Dans une entrevue donnée à The Guardian, Rose a déclaré : « Ces deux découvertes illustrent le rôle crucial des archives du conseil départemental et de son personnel dans la préservation de ce patrimoine musical. Elles apportent toutes deux un éclairage précieux sur le type de musique que Purcell composait durant les cinq dernières années de sa courte vie. »

Retrouvée dans un volume de mandats d’arrêt et d’autres documents juridiques du Worcestershire, la première partition est une chanson intitulée As soon as day began to peep. Elle aurait été composée pour la pièce de théâtre Love for Money, écrite en 1691 par Thomas D’Urfey, un collaborateur régulier du compositeur.

Cette chanson était destinée à un personnage de dandy français nommé Monsieur le Prate. Rose décrit ce dernier comme « pas tout à fait en contrôle de ses émotions » dans sa tentative de conquérir la femme dont il est amoureux. « Il se compare de manière comique à un chat hurlant et grattant à la porte de sa bien-aimée, Purcell représentant les miaulements en musique. »

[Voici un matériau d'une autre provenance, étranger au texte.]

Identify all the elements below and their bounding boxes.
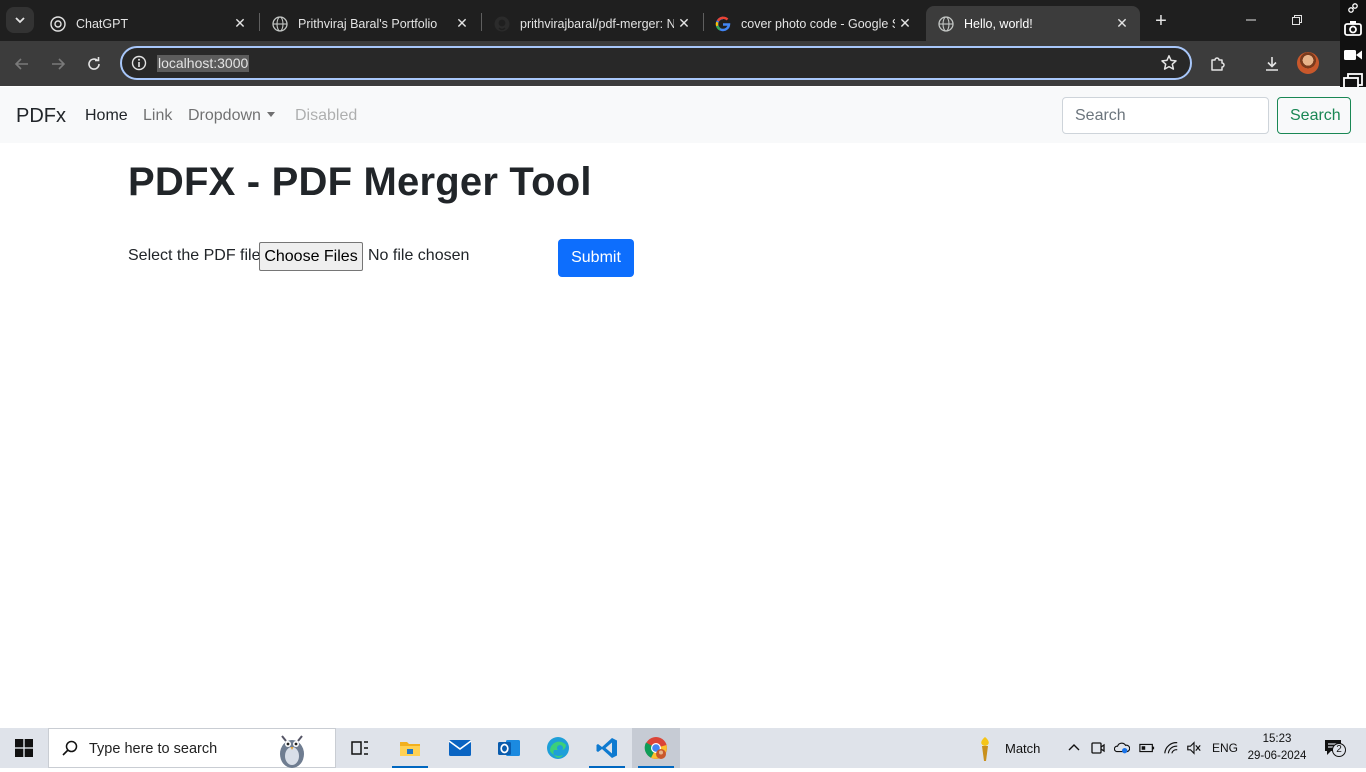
- download-icon: [1266, 57, 1278, 71]
- navbar-search-button[interactable]: Search: [1277, 97, 1351, 134]
- taskbar-chrome[interactable]: [632, 728, 680, 768]
- plus-icon: +: [1155, 9, 1167, 32]
- reload-button[interactable]: [79, 49, 109, 79]
- taskbar-file-explorer[interactable]: [386, 728, 434, 768]
- forward-button[interactable]: [43, 49, 73, 79]
- clock-time: 15:23: [1262, 733, 1292, 745]
- search-highlight-bird-icon: [280, 735, 304, 768]
- github-icon: [494, 16, 510, 32]
- file-status-text: No file chosen: [368, 247, 470, 264]
- tab-title: cover photo code - Google S: [741, 16, 895, 31]
- close-icon[interactable]: ✕: [895, 14, 915, 34]
- taskbar-search-placeholder: Type here to search: [89, 741, 218, 757]
- tab-title: Prithviraj Baral's Portfolio: [298, 16, 438, 31]
- taskbar-vscode[interactable]: [583, 728, 631, 768]
- chevron-up-icon: [1068, 744, 1080, 751]
- close-icon[interactable]: ✕: [1112, 14, 1132, 34]
- folder-icon: [400, 742, 420, 756]
- puzzle-icon: [1211, 57, 1225, 71]
- notification-center-button[interactable]: 2: [1324, 738, 1346, 758]
- close-icon[interactable]: ✕: [674, 14, 694, 34]
- google-icon: [715, 16, 731, 32]
- task-view-icon: [351, 741, 368, 755]
- tab-portfolio[interactable]: Prithviraj Baral's Portfolio ✕: [260, 6, 480, 41]
- tab-chatgpt[interactable]: ChatGPT ✕: [38, 6, 258, 41]
- nav-link-disabled: Disabled: [295, 107, 358, 124]
- tab-title: Hello, world!: [964, 16, 1033, 31]
- video-camera-icon[interactable]: [1343, 45, 1363, 65]
- nav-link-home[interactable]: Home: [85, 107, 128, 125]
- navbar-brand[interactable]: PDFx: [16, 105, 66, 128]
- meet-now-icon[interactable]: [1090, 740, 1106, 756]
- tab-hello-world[interactable]: Hello, world! ✕: [926, 6, 1140, 41]
- bookmark-star-icon[interactable]: [1160, 54, 1178, 77]
- windows-taskbar: Type here to search Match ENG 15:23 29-0…: [0, 728, 1366, 768]
- link-icon[interactable]: [1343, 2, 1363, 14]
- navbar-search-input[interactable]: [1062, 97, 1269, 134]
- arrow-left-icon: [14, 58, 28, 70]
- site-info-icon[interactable]: [130, 54, 148, 72]
- profile-avatar[interactable]: [1297, 52, 1319, 74]
- vscode-icon: [596, 738, 617, 758]
- tab-google-search[interactable]: cover photo code - Google S ✕: [703, 6, 923, 41]
- onedrive-sync-icon[interactable]: [1114, 740, 1130, 756]
- weather-torch-icon: [981, 737, 989, 761]
- task-view-button[interactable]: [336, 728, 384, 768]
- weather-text[interactable]: Match: [1005, 741, 1040, 756]
- minimize-icon: [1246, 19, 1256, 21]
- notification-count: 2: [1332, 743, 1346, 757]
- start-button[interactable]: [0, 728, 48, 768]
- browser-tab-strip: ChatGPT ✕ Prithviraj Baral's Portfolio ✕…: [0, 0, 1366, 41]
- tab-github[interactable]: prithvirajbaral/pdf-merger: N ✕: [482, 6, 702, 41]
- url-text[interactable]: localhost:3000: [157, 55, 250, 72]
- back-button[interactable]: [7, 49, 37, 79]
- tab-title: ChatGPT: [76, 16, 129, 31]
- browser-toolbar: localhost:3000: [0, 41, 1366, 86]
- tab-title: prithvirajbaral/pdf-merger: N: [520, 16, 674, 31]
- restore-button[interactable]: [1282, 6, 1312, 34]
- restore-icon: [1292, 15, 1302, 25]
- clock-date: 29-06-2024: [1247, 750, 1307, 762]
- camera-icon[interactable]: [1343, 18, 1363, 38]
- extensions-button[interactable]: [1203, 49, 1233, 79]
- edge-icon: [547, 737, 569, 759]
- site-navbar: PDFx Home Link Dropdown Disabled Search: [0, 87, 1366, 143]
- wifi-icon[interactable]: [1163, 740, 1179, 756]
- battery-icon[interactable]: [1139, 740, 1155, 756]
- choose-files-button[interactable]: Choose Files: [259, 242, 363, 271]
- address-bar[interactable]: localhost:3000: [120, 46, 1192, 80]
- outlook-icon: [498, 740, 520, 756]
- reload-icon: [88, 57, 100, 70]
- downloads-button[interactable]: [1257, 49, 1287, 79]
- chevron-down-icon: [15, 17, 25, 24]
- tab-search-button[interactable]: [6, 7, 34, 33]
- windows-logo-icon: [15, 739, 33, 757]
- show-hidden-icons-button[interactable]: [1066, 740, 1082, 756]
- nav-dropdown-toggle[interactable]: Dropdown: [188, 107, 275, 125]
- file-input-label: Select the PDF file: [128, 247, 261, 264]
- nav-dropdown-label: Dropdown: [188, 107, 261, 124]
- chatgpt-icon: [50, 15, 66, 32]
- search-icon: [62, 740, 78, 756]
- minimize-button[interactable]: [1236, 6, 1266, 34]
- mail-icon: [448, 740, 472, 756]
- globe-icon: [272, 15, 288, 32]
- page-title: PDFX - PDF Merger Tool: [128, 160, 592, 204]
- taskbar-clock[interactable]: 15:23 29-06-2024: [1244, 731, 1310, 765]
- arrow-right-icon: [52, 58, 66, 70]
- language-indicator[interactable]: ENG: [1212, 741, 1238, 755]
- speaker-muted-icon[interactable]: [1186, 740, 1202, 756]
- chrome-icon: [644, 737, 667, 759]
- taskbar-mail[interactable]: [436, 728, 484, 768]
- close-icon[interactable]: ✕: [230, 14, 250, 34]
- new-tab-button[interactable]: +: [1148, 8, 1174, 34]
- caret-down-icon: [266, 112, 275, 117]
- taskbar-edge[interactable]: [534, 728, 582, 768]
- taskbar-outlook[interactable]: [485, 728, 533, 768]
- close-icon[interactable]: ✕: [452, 14, 472, 34]
- nav-link-link[interactable]: Link: [143, 107, 172, 125]
- globe-icon: [938, 15, 954, 32]
- submit-button[interactable]: Submit: [558, 239, 634, 277]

Cet air retrouvé nous dévoile un Purcell au registre léger, presque burlesque, mettant en musique un personnage comique à l’accent français caricatural. La partition imprimée est néanmoins incomplète. Alan Howard, président de la Purcell Society et professeur associé de musique au Selwyn College de Cambridge, a été mandaté pour compléter l’œuvre.

La seconde découverte est plus substantielle. Il s’agit d’un manuscrit regroupant diverses pièces pour clavier, qui a été trouvé dans les archives locales de Norfolk. Il comprend neuf pièces, soit trois de Purcell et six de John Blow (1649-1708). Les manuscrits des œuvres de Purcell seraient de la main du compositeur.

On y retrouve notamment la première version, inédite, de sa Suite en sol mineur, révélant une ornementation et une structure différentes de la version connue jusqu’à présent. Stephen Rose souligne que « les nombreuses différences de texture et d’ornementation du clavier » donnent « un aperçu de la façon dont Purcell a pu jouer du clavecin ».

Le manuscrit se présente dans une reliure en cuir rouge de qualité, ornée de décorations dorées, ce qui laisse croire qu’il appartenait autrefois à un riche particulier. Vers 1810, ce document fut « réaffecté » dans le centre d’archives du conseil municipal de Thetford, certaines pages aux portées vierges ont alors été utilisées comme registre administratif.

Les pièces seront numérisées et mises à la disposition des musiciens, chercheurs et curieux. Le manuscrit de Norfolk sera quant à lui présenté le 24 octobre à l’émission The Song Detectorists sur les ondes de BBC Radio 3.